Pengertian

Arkine Kaplet merupakan obat yang mengandung Trihexyphenidyl HCl yang masuk ke dalam golongan agen antikolinergik amina tersier yang digunakan dalam pengelolaan penyakit Parkinson. Penyakit parkinson membuat penderita terhambat dalam pergerakan tubuhnya karena terjadi degenerasi sel saraf secara bertahap pada otak bagian tengah yang berfungsi mengatur gerakan tubuh.

Keterangan

  • Golongan: Obat Keras
  • Kelas Terapi: Antiparkinsone
  • Kandungan: Trihexyphenidyl HCl 2 mg
  • Bentuk: Tablet
  • Satuan Penjualan: Strip
  • Kemasan: Strip @ 10 Tablet
  • Farmasi: Pyridam Farma.

Kegunaan

Arkine digunakan untuk terapi parkinsonisme.

Dosis & Cara Penggunaan

Arkine merupakan obat yang termasuk ke dalam golongan obat keras sehingga pada setiap pembeliannya harus menggunakan resep Dokter. Selain itu, dosis penggunaan arkine juga harus dikonsultasikan dengan Dokter terlebih dahulu sebelum digunakan, karena dosis penggunaannya berbeda-beda setiap individu tergantung berat tidaknya penyakit yang diderita. Aturan penggunaan:

  • Parkinsonisme: Hari-1: 1 mg. Hari ke-2: 2 mg, selanjutnya ditingkatkan 2 mg/hari dengan interval 3-4 hari, sampai dengan 6-10 mg/hari terbagi dalam 3-4 dosis. Beberapa pasien mungkin membutuhkan dosis total 12-15 mg/hari.
  • Parkinson yang diinduksi oleh obat 5-15 mg/hari, disarankan untuk memberi terapi awal dengan 1 mg dosis tunggal.

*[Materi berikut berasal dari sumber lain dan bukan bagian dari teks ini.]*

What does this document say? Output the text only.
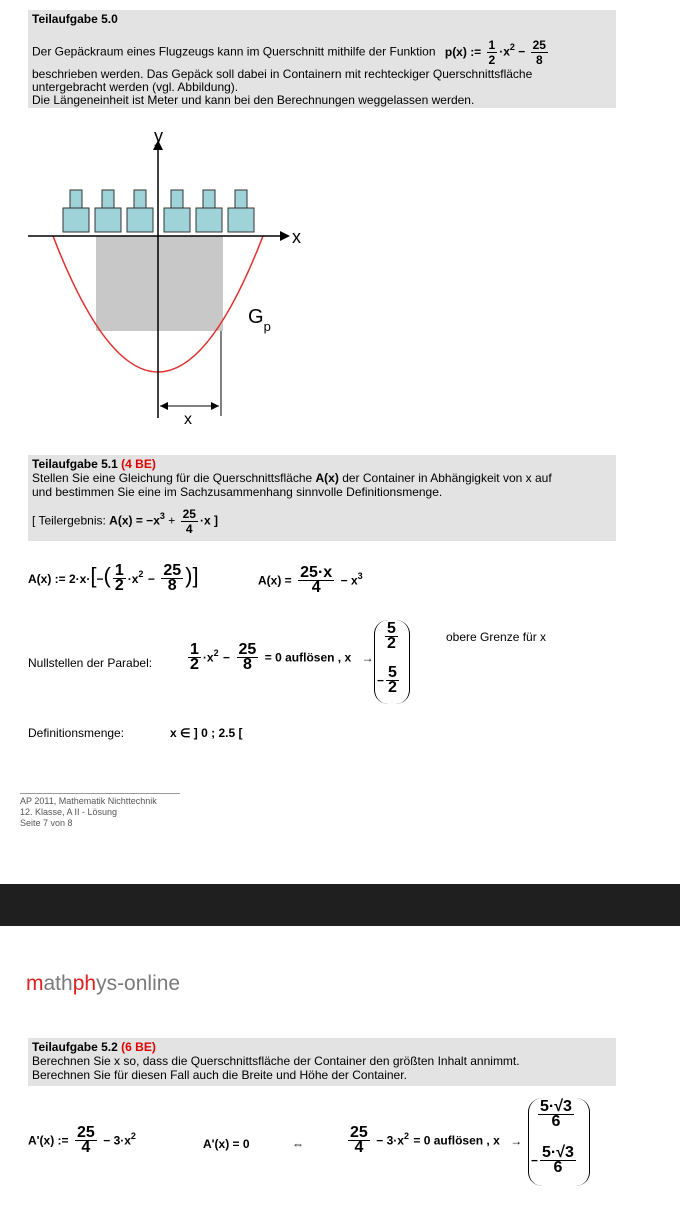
Teilaufgabe 5.0
Der Gepäckraum eines Flugzeugs kann im Querschnitt mithilfe der Funktion p(x) := $\frac{1}{2} \cdot x^2 - \frac{25}{8}$
beschrieben werden. Das Gepäck soll dabei in Containern mit rechteckiger Querschnittsfläche
untergebracht werden (vgl. Abbildung).
Die Längeneinheit ist Meter und kann bei den Berechnungen weggelassen werden.
y
x
$G_p$
x
Teilaufgabe 5.1 (4 BE)
Stellen Sie eine Gleichung für die Querschnittsfläche A(x) der Container in Abhängigkeit von x auf
und bestimmen Sie eine im Sachzusammenhang sinnvolle Definitionsmenge.
[ Teilergebnis: $A(x) = -x^3 + \frac{25}{4} \cdot x$ ]
A(x) := $2\cdot x\cdot[-( \frac{1}{2} \cdot x^2 - \frac{25}{8}$ )]	$A(x) = \frac{25\cdot x}{4} - x^3$
Nullstellen der Parabel: $\frac{1}{2} \cdot x^2 - \frac{25}{8} = 0$ auflösen , x →
$\frac{5}{2}$
− $\frac{5}{2}$
obere Grenze für x
Definitionsmenge:	x ∈ ] 0 ; 2.5 [
AP 2011, Mathematik Nichttechnik
12. Klasse, A II - Lösung
Seite 7 von 8
mathphys-online
Teilaufgabe 5.2 (6 BE)
Berechnen Sie x so, dass die Querschnittsfläche der Container den größten Inhalt annimmt.
Berechnen Sie für diesen Fall auch die Breite und Höhe der Container.
A'(x) := $\frac{25}{4} - 3\cdot x^2$
A'(x) = 0	⇔	$\frac{25}{4} - 3\cdot x^2 = 0$ auflösen , x →
$\frac{5\cdot√3}{6}$
− $\frac{5\cdot√3}{6}$
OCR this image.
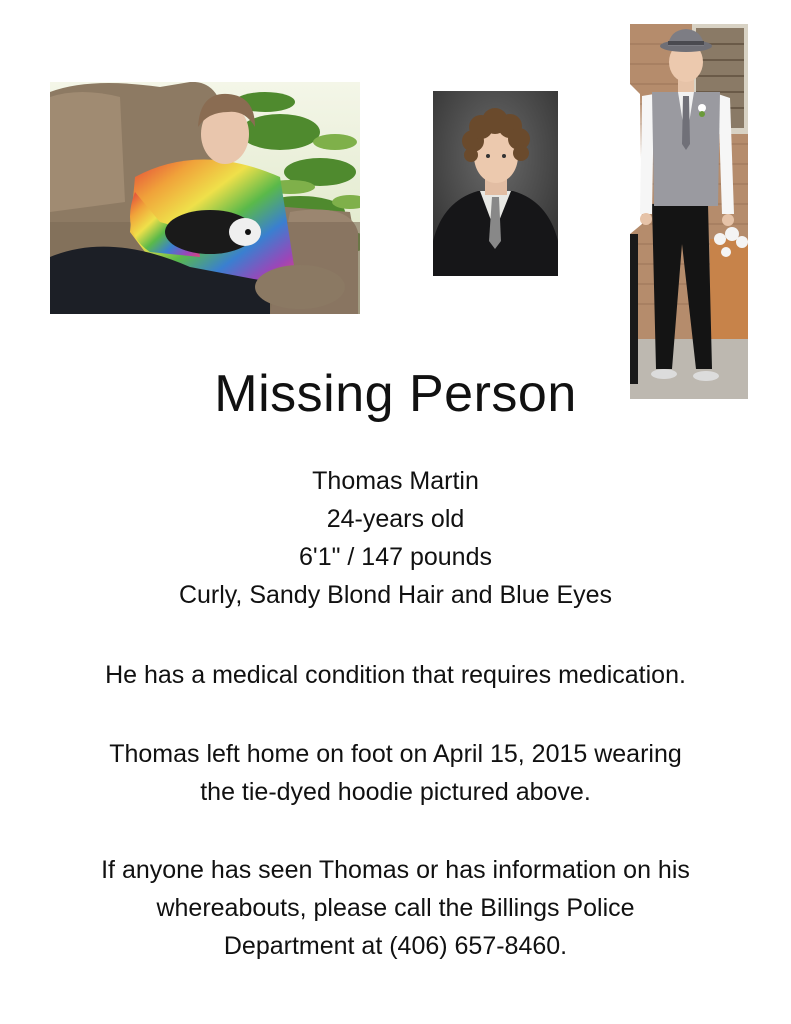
Missing Person
Thomas Martin
24-years old
6'1" / 147 pounds
Curly, Sandy Blond Hair and Blue Eyes
He has a medical condition that requires medication.
Thomas left home on foot on April 15, 2015 wearing
the tie-dyed hoodie pictured above.
If anyone has seen Thomas or has information on his
whereabouts, please call the Billings Police
Department at (406) 657-8460.
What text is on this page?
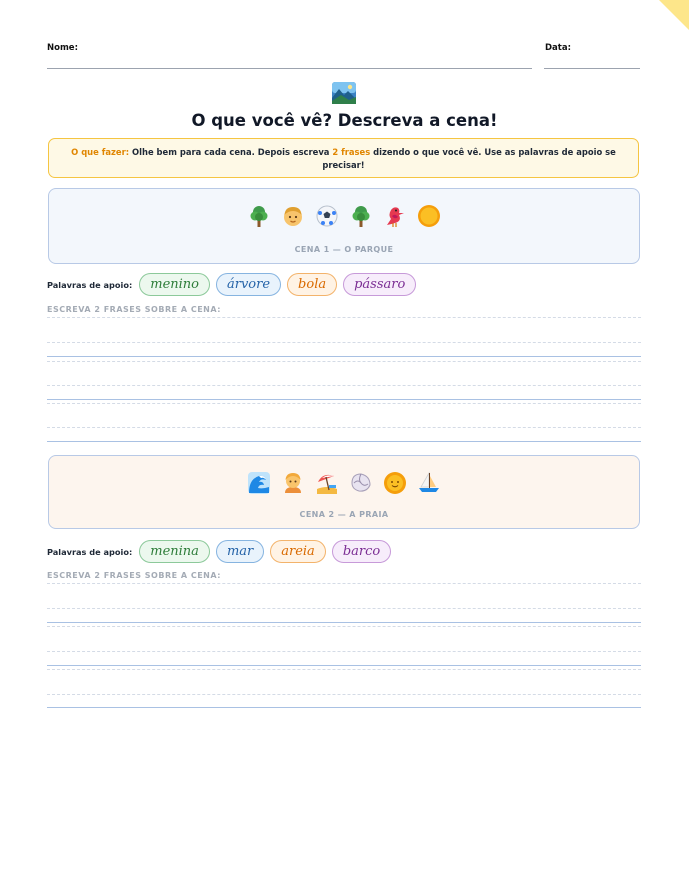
Nome:	Data:
O que você vê? Descreva a cena!
O que fazer: Olhe bem para cada cena. Depois escreva 2 frases dizendo o que você vê. Use as palavras de apoio se precisar!
CENA 1 — O PARQUE
Palavras de apoio:	menino	árvore	bola	pássaro
ESCREVA 2 FRASES SOBRE A CENA:
CENA 2 — A PRAIA
Palavras de apoio:	menina	mar	areia	barco
ESCREVA 2 FRASES SOBRE A CENA:
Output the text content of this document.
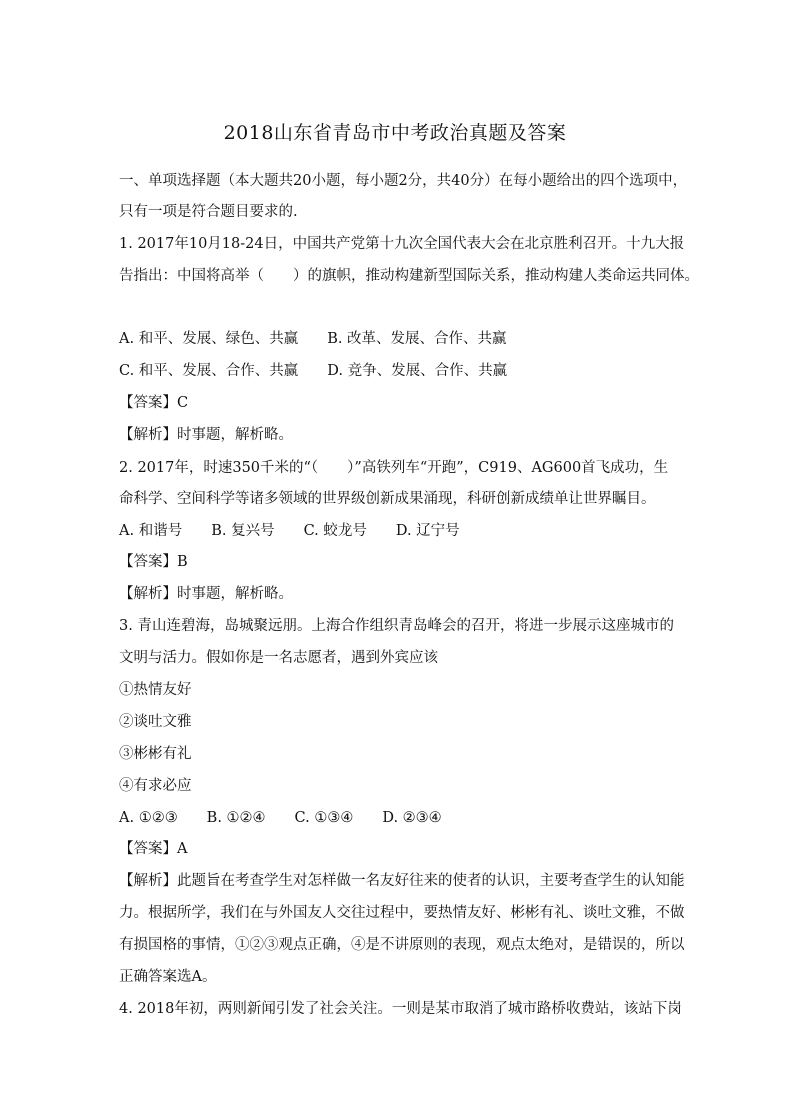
2018山东省青岛市中考政治真题及答案
一、单项选择题（本大题共20小题，每小题2分，共40分）在每小题给出的四个选项中，
只有一项是符合题目要求的.
1. 2017年10月18-24日，中国共产党第十九次全国代表大会在北京胜利召开。十九大报
告指出：中国将高举（　　）的旗帜，推动构建新型国际关系，推动构建人类命运共同体。
A. 和平、发展、绿色、共赢　　B. 改革、发展、合作、共赢
C. 和平、发展、合作、共赢　　D. 竞争、发展、合作、共赢
【答案】C
【解析】时事题，解析略。
2. 2017年，时速350千米的“（　　）”高铁列车“开跑”，C919、AG600首飞成功，生
命科学、空间科学等诸多领域的世界级创新成果涌现，科研创新成绩单让世界瞩目。
A. 和谐号　　B. 复兴号　　C. 蛟龙号　　D. 辽宁号
【答案】B
【解析】时事题，解析略。
3. 青山连碧海，岛城聚远朋。上海合作组织青岛峰会的召开，将进一步展示这座城市的
文明与活力。假如你是一名志愿者，遇到外宾应该
①热情友好
②谈吐文雅
③彬彬有礼
④有求必应
A. ①②③　　B. ①②④　　C. ①③④　　D. ②③④
【答案】A
【解析】此题旨在考查学生对怎样做一名友好往来的使者的认识，主要考查学生的认知能
力。根据所学，我们在与外国友人交往过程中，要热情友好、彬彬有礼、谈吐文雅，不做
有损国格的事情，①②③观点正确，④是不讲原则的表现，观点太绝对，是错误的，所以
正确答案选A。
4. 2018年初，两则新闻引发了社会关注。一则是某市取消了城市路桥收费站，该站下岗
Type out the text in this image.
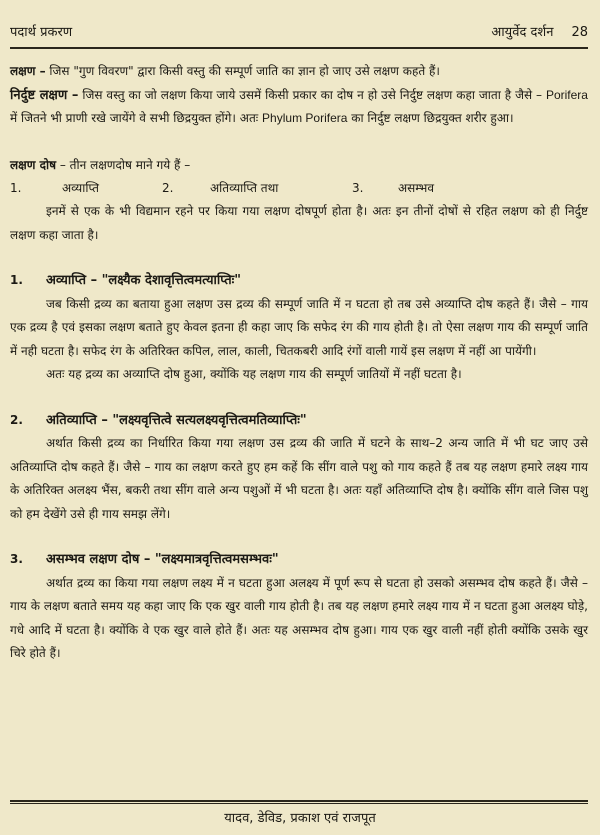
पदार्थ प्रकरण	आयुर्वेद दर्शन 28

लक्षण – जिस "गुण विवरण" द्वारा किसी वस्तु की सम्पूर्ण जाति का ज्ञान हो जाए उसे लक्षण कहते हैं।

निर्दुष्ट लक्षण – जिस वस्तु का जो लक्षण किया जाये उसमें किसी प्रकार का दोष न हो उसे निर्दुष्ट लक्षण कहा जाता है जैसे – Porifera में जितने भी प्राणी रखे जायेंगे वे सभी छिद्रयुक्त होंगे। अतः Phylum Porifera का निर्दुष्ट लक्षण छिद्रयुक्त शरीर हुआ।

लक्षण दोष – तीन लक्षणदोष माने गये हैं –

1.	अव्याप्ति	2.	अतिव्याप्ति तथा	3.	असम्भव

इनमें से एक के भी विद्यमान रहने पर किया गया लक्षण दोषपूर्ण होता है। अतः इन तीनों दोषों से रहित लक्षण को ही निर्दुष्ट लक्षण कहा जाता है।

1. अव्याप्ति – "लक्ष्यैक देशावृत्तित्वमत्याप्तिः"

जब किसी द्रव्य का बताया हुआ लक्षण उस द्रव्य की सम्पूर्ण जाति में न घटता हो तब उसे अव्याप्ति दोष कहते हैं। जैसे – गाय एक द्रव्य है एवं इसका लक्षण बताते हुए केवल इतना ही कहा जाए कि सफेद रंग की गाय होती है। तो ऐसा लक्षण गाय की सम्पूर्ण जाति में नही घटता है। सफेद रंग के अतिरिक्त कपिल, लाल, काली, चितकबरी आदि रंगों वाली गायें इस लक्षण में नहीं आ पायेंगी।

अतः यह द्रव्य का अव्याप्ति दोष हुआ, क्योंकि यह लक्षण गाय की सम्पूर्ण जातियों में नहीं घटता है।

2. अतिव्याप्ति – "लक्ष्यवृत्तित्वे सत्यलक्ष्यवृत्तित्वमतिव्याप्तिः"

अर्थात किसी द्रव्य का निर्धारित किया गया लक्षण उस द्रव्य की जाति में घटने के साथ–2 अन्य जाति में भी घट जाए उसे अतिव्याप्ति दोष कहते हैं। जैसे – गाय का लक्षण करते हुए हम कहें कि सींग वाले पशु को गाय कहते हैं तब यह लक्षण हमारे लक्ष्य गाय के अतिरिक्त अलक्ष्य भैंस, बकरी तथा सींग वाले अन्य पशुओं में भी घटता है। अतः यहाँ अतिव्याप्ति दोष है। क्योंकि सींग वाले जिस पशु को हम देखेंगे उसे ही गाय समझ लेंगे।

3. असम्भव लक्षण दोष – "लक्ष्यमात्रवृत्तित्वमसम्भवः"

अर्थात द्रव्य का किया गया लक्षण लक्ष्य में न घटता हुआ अलक्ष्य में पूर्ण रूप से घटता हो उसको असम्भव दोष कहते हैं। जैसे – गाय के लक्षण बताते समय यह कहा जाए कि एक खुर वाली गाय होती है। तब यह लक्षण हमारे लक्ष्य गाय में न घटता हुआ अलक्ष्य घोड़े, गधे आदि में घटता है। क्योंकि वे एक खुर वाले होते हैं। अतः यह असम्भव दोष हुआ। गाय एक खुर वाली नहीं होती क्योंकि उसके खुर चिरे होते हैं।

यादव, डेविड, प्रकाश एवं राजपूत
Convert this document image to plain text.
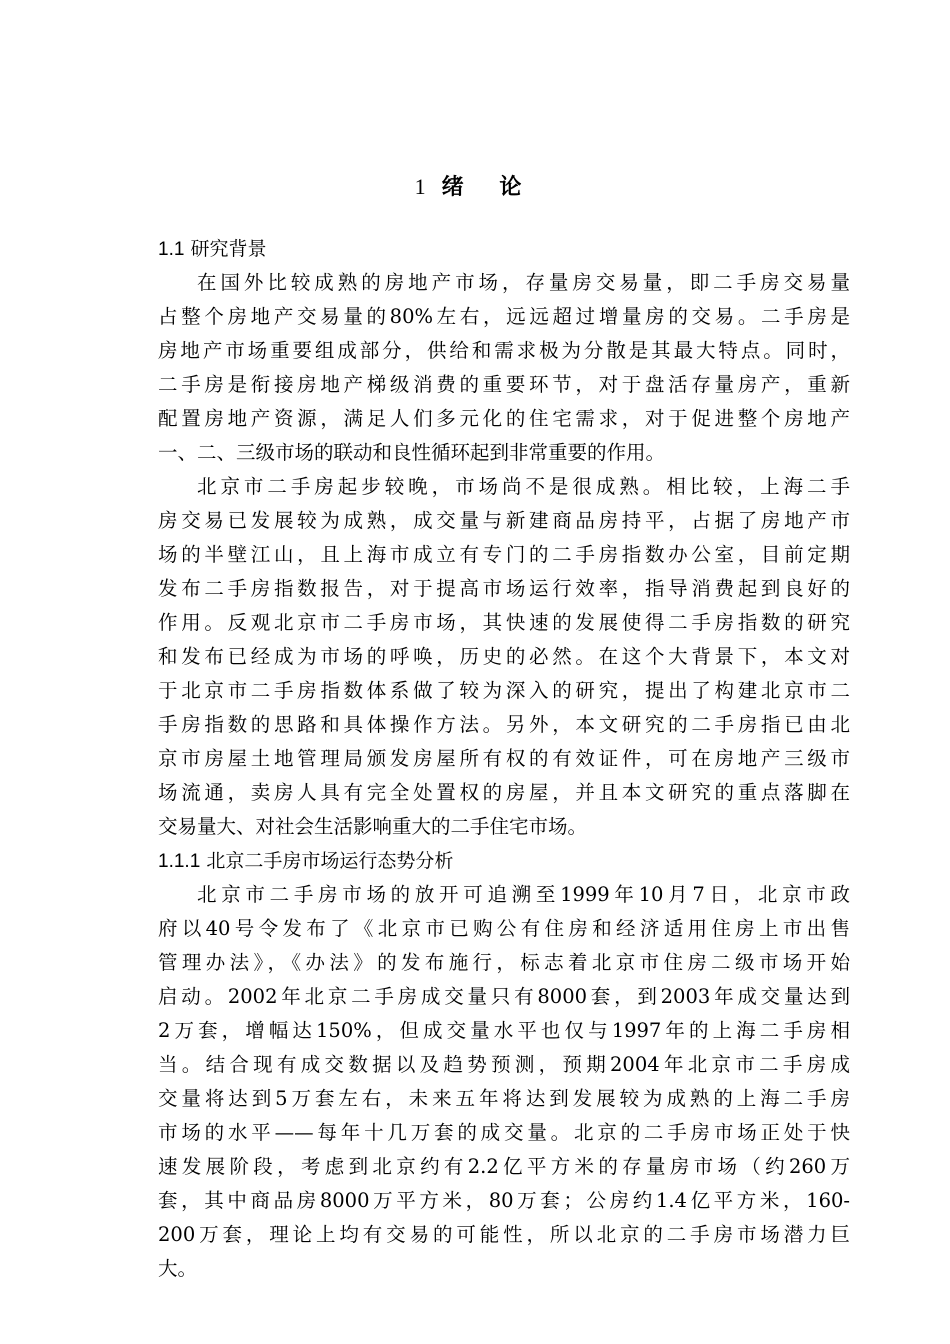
1 绪 论
1.1 研究背景
在国外比较成熟的房地产市场，存量房交易量，即二手房交易量
占整个房地产交易量的80%左右，远远超过增量房的交易。二手房是
房地产市场重要组成部分，供给和需求极为分散是其最大特点。同时，
二手房是衔接房地产梯级消费的重要环节，对于盘活存量房产，重新
配置房地产资源，满足人们多元化的住宅需求，对于促进整个房地产
一、二、三级市场的联动和良性循环起到非常重要的作用。
北京市二手房起步较晚，市场尚不是很成熟。相比较，上海二手
房交易已发展较为成熟，成交量与新建商品房持平，占据了房地产市
场的半壁江山，且上海市成立有专门的二手房指数办公室，目前定期
发布二手房指数报告，对于提高市场运行效率，指导消费起到良好的
作用。反观北京市二手房市场，其快速的发展使得二手房指数的研究
和发布已经成为市场的呼唤，历史的必然。在这个大背景下，本文对
于北京市二手房指数体系做了较为深入的研究，提出了构建北京市二
手房指数的思路和具体操作方法。另外，本文研究的二手房指已由北
京市房屋土地管理局颁发房屋所有权的有效证件，可在房地产三级市
场流通，卖房人具有完全处置权的房屋，并且本文研究的重点落脚在
交易量大、对社会生活影响重大的二手住宅市场。
1.1.1 北京二手房市场运行态势分析
北京市二手房市场的放开可追溯至1999年10月7日，北京市政
府以40号令发布了《北京市已购公有住房和经济适用住房上市出售
管理办法》，《办法》的发布施行，标志着北京市住房二级市场开始
启动。2002年北京二手房成交量只有8000套，到2003年成交量达到
2万套，增幅达150%，但成交量水平也仅与1997年的上海二手房相
当。结合现有成交数据以及趋势预测，预期2004年北京市二手房成
交量将达到5万套左右，未来五年将达到发展较为成熟的上海二手房
市场的水平——每年十几万套的成交量。北京的二手房市场正处于快
速发展阶段，考虑到北京约有2.2亿平方米的存量房市场（约260万
套，其中商品房8000万平方米，80万套；公房约1.4亿平方米，160-
200万套，理论上均有交易的可能性，所以北京的二手房市场潜力巨
大。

Pasien > 65 tahun perlu dosis lebih kecil.
  • Sebaiknya diberikan bersama makanan : Paling baik diberikan bersama makanan. Berikan sebelum makan jika timbul gejala mulut kering, atau sesudah makan jika timbul gejala mual/air liur berlebihan. Berikan pada jam yang sama setiap hari.

Efek Samping

Efek samping yang mungkin terjadi apabila mengkonsumsi arkine adalah midriasis, gangguan mental, eksitasi, retensi urin, glaukoma, gangguan saluran cerna.

Kontraindikasi:
Pasien yang memiliki riwayat hipersensitif terhadap trihexphenidyl

Kategori Kehamilan:
Menurut FDA (Badan Pengawas Obat dan Makanan Amerika Serikat) mengkategorikan Akrine ke dalam kategori C dengan penjelasan sebagai berikut:

Studi pada hewan percobaan menunjukan adanya efek samping pada janin namun belum ada studi kontrol pada wanita hamil, obat dapat diberikan apabila efek terapinya lebih besar dari resiko pada janin.